18/04/2023

A noite estava chegando e trouxe consigo um ar estranho.
Nada era como sempre foi. Não íamos sentar em nosso banco para o recreio diário.
Todos dentro de casa, jantar cedo e ir deitar. Como se houvesse algo oculto.
— Mas já?
— Sim. E quietinhos, sem uma conversa. Vou levar a lamparina. Não façam barulho, nada.
Olha que seu pai que tá mandando, mamãe disse, saindo do quarto.
— Ah, então tem mesmo alguma coisa, cochichei com minha irmã.
— Eu notei…
Os irmãos adultos estavam conversando e calaram-se quando chegamos perto.
— Bico fechada! sentenciou baixinho o irmão do meio.
— O que foi, que tá acontecendo?
— Nada que é da conta de vocês, retrucou o outro.
Aí eu soube, pelo tom da voz, o olhar, a rapidez da resposta.
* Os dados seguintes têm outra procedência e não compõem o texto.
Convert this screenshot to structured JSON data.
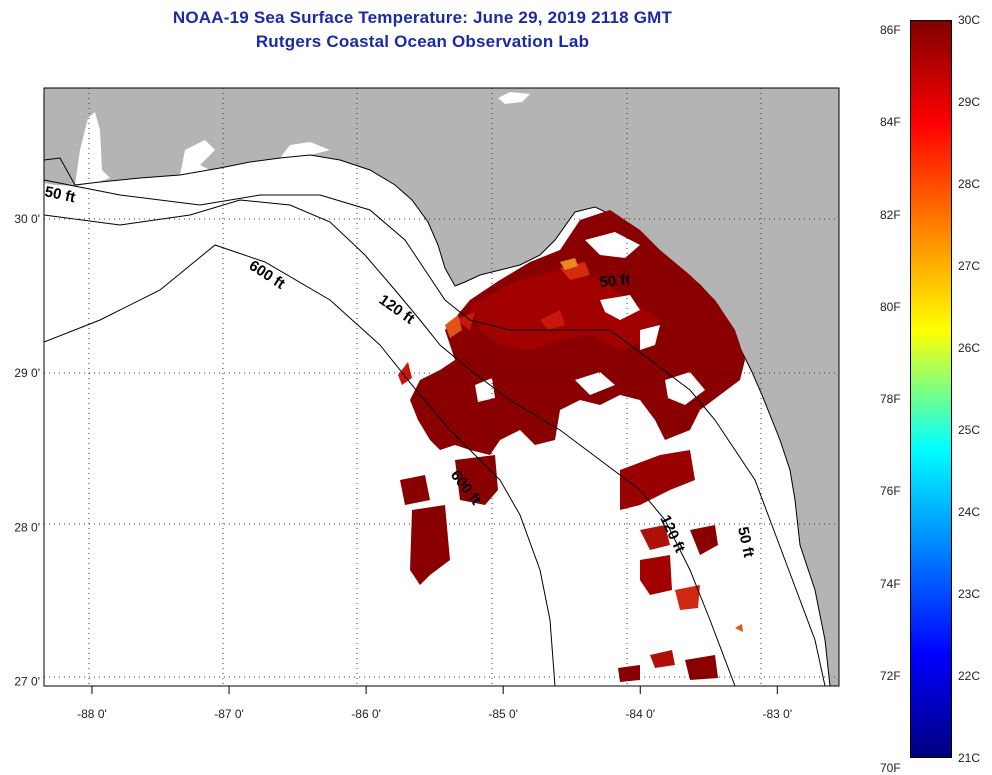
{
  "title": {
    "line1": "NOAA-19 Sea Surface Temperature:  June 29, 2019 2118 GMT",
    "line2": "Rutgers Coastal Ocean Observation Lab"
  },
  "map": {
    "lon_range": [
      -88.35,
      -82.55
    ],
    "lat_range": [
      26.97,
      30.85
    ],
    "lon_ticks": [
      {
        "value": -88,
        "label": "-88 0'"
      },
      {
        "value": -87,
        "label": "-87 0'"
      },
      {
        "value": -86,
        "label": "-86 0'"
      },
      {
        "value": -85,
        "label": "-85 0'"
      },
      {
        "value": -84,
        "label": "-84 0'"
      },
      {
        "value": -83,
        "label": "-83 0'"
      }
    ],
    "lat_ticks": [
      {
        "value": 30,
        "label": "30 0'"
      },
      {
        "value": 29,
        "label": "29 0'"
      },
      {
        "value": 28,
        "label": "28 0'"
      },
      {
        "value": 27,
        "label": "27 0'"
      }
    ],
    "gridlines": "dotted",
    "depth_contours": [
      {
        "label": "50 ft"
      },
      {
        "label": "120 ft"
      },
      {
        "label": "600 ft"
      },
      {
        "label": "50 ft"
      },
      {
        "label": "600 ft"
      },
      {
        "label": "120 ft"
      },
      {
        "label": "50 ft"
      }
    ],
    "colors": {
      "land": "#b4b4b4",
      "ocean_no_data": "#ffffff",
      "sst_dominant": "#8a0000"
    }
  },
  "colorbar": {
    "min_c": 21,
    "max_c": 30,
    "celsius_labels": [
      "30C",
      "29C",
      "28C",
      "27C",
      "26C",
      "25C",
      "24C",
      "23C",
      "22C",
      "21C"
    ],
    "fahrenheit_labels": [
      "86F",
      "84F",
      "82F",
      "80F",
      "78F",
      "76F",
      "74F",
      "72F",
      "70F"
    ],
    "colormap": "jet"
  }
}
Era grave, muito grave.
Do lado de fora, ao lado do quarto, meu pai conversava baixinho por sobre a cerca com o vizinho. Olhei pela fresta. Estavam no escuro. Nem acenderam os cigarros. Fato inédito.
Todos nos recolhemos, e nem era hora ainda…
Os irmãos mais velhos, acostumados a ir sabe-se Deus onde, nessa noite não saíram.
Mas também não deitaram. Foram para os fundos; cheiro de café, conversa sussurrada; às vezes a voz do meu pai alteava, minha mãe intervinha e a conferencia lá para o lado da cozinha continuava.
Barulho característico de um Jeep passando em frente de casa.
Meus olhos quase não piscavam para eu não ser traída e cair no sono, fixos nos vãos das paredes por onde entravam nesgas de luzes dos veículos que agora voltavam. Ainda pela nossa rua? Meus ouvidos atentos.
De repente, vozes abafadas na casa do vizinho. Portão batendo. Do nosso quarto não saía nem um pio.
Como a escuridão era total eu sabia apenas de mim. Acordada, ansiosa, temerosa. Do quê? Ignorava. Sabia apenas que algo grandioso ou terrível fez com que meu pai nos mandasse para a cama, assim que a noite estendeu sua enorme capa sobre o nosso mundo, chamou meus irmãos maiores e minha mãe lá para os fundos, ouviam uma falação chiada num radinho de pilha. O vizinho fazendeiro, cujo filho era perfumado e bem arrumado, de alguma forma se igualou a nós, ali por sobre a cerca.
Sim, estivemos sob o mesmo medo ou incertezas. Embora moradores da mesma rua e vizinhos existia uma enorme distância entre nós.
Éramos pobres, poucas roupas, crianças pequenas, minha mãe costureira, meus irmãos assim como meu pai eram apenas os “pedreiros”
Dormi.
Acordamos e algo havia mudado. As conversas entre os vizinhos não eram como sempre foi, se dando bom dia e varrendo as frente das casas. Uma ou outra frase eram por sobre a cerca dos fundos.
Recebemos não sei como, um aviso sobre não haver aula naquele dia. E a notícia de que o filho do vizinho havia sido levado para prestar esclarecimentos.
Mais uma notícia: o padre esteve preso. Do anoitecer ao amanhecer, quando foi solto e devolvido à paróquia.
Nossos professores estavam detidos na sede da Cia pertencente ao exército.
Pouca coisa mais eu me lembro, ou ouvi. Sei que após aquela noite ficamos dias e dias só dentro de casa.
Meu pai nao largava o radinho de pilha, que colado ao ouvido parecia ser a salvação ou perdição do que quer que acontecesse. Na semana seguinte as revistas semanais e jornais voltaram a circular, mas para nós isso não fazia diferença.
A mudança se deu em meus irmãos maiores e em meu pai. Algo os deixou pensativos e calados.
Eu? Só entendi que o filho do nosso vizinho foi preso porque encontraram não sei que livros em seu quarto. Morri de medo: embaixo do meu colchão estavam os meus tesouros: Seleções, Nosso Amiguinho, Vida e Saúde…
—Deixa de ser besta, guria, foi o que minha mãe falou. Ela estava triste, eu percebi… Acho que foi o susto…
Meus irmãos? Nada aconteceu com eles, pois eram apenas,” uns ignorantes ajudantes de pedreiro”!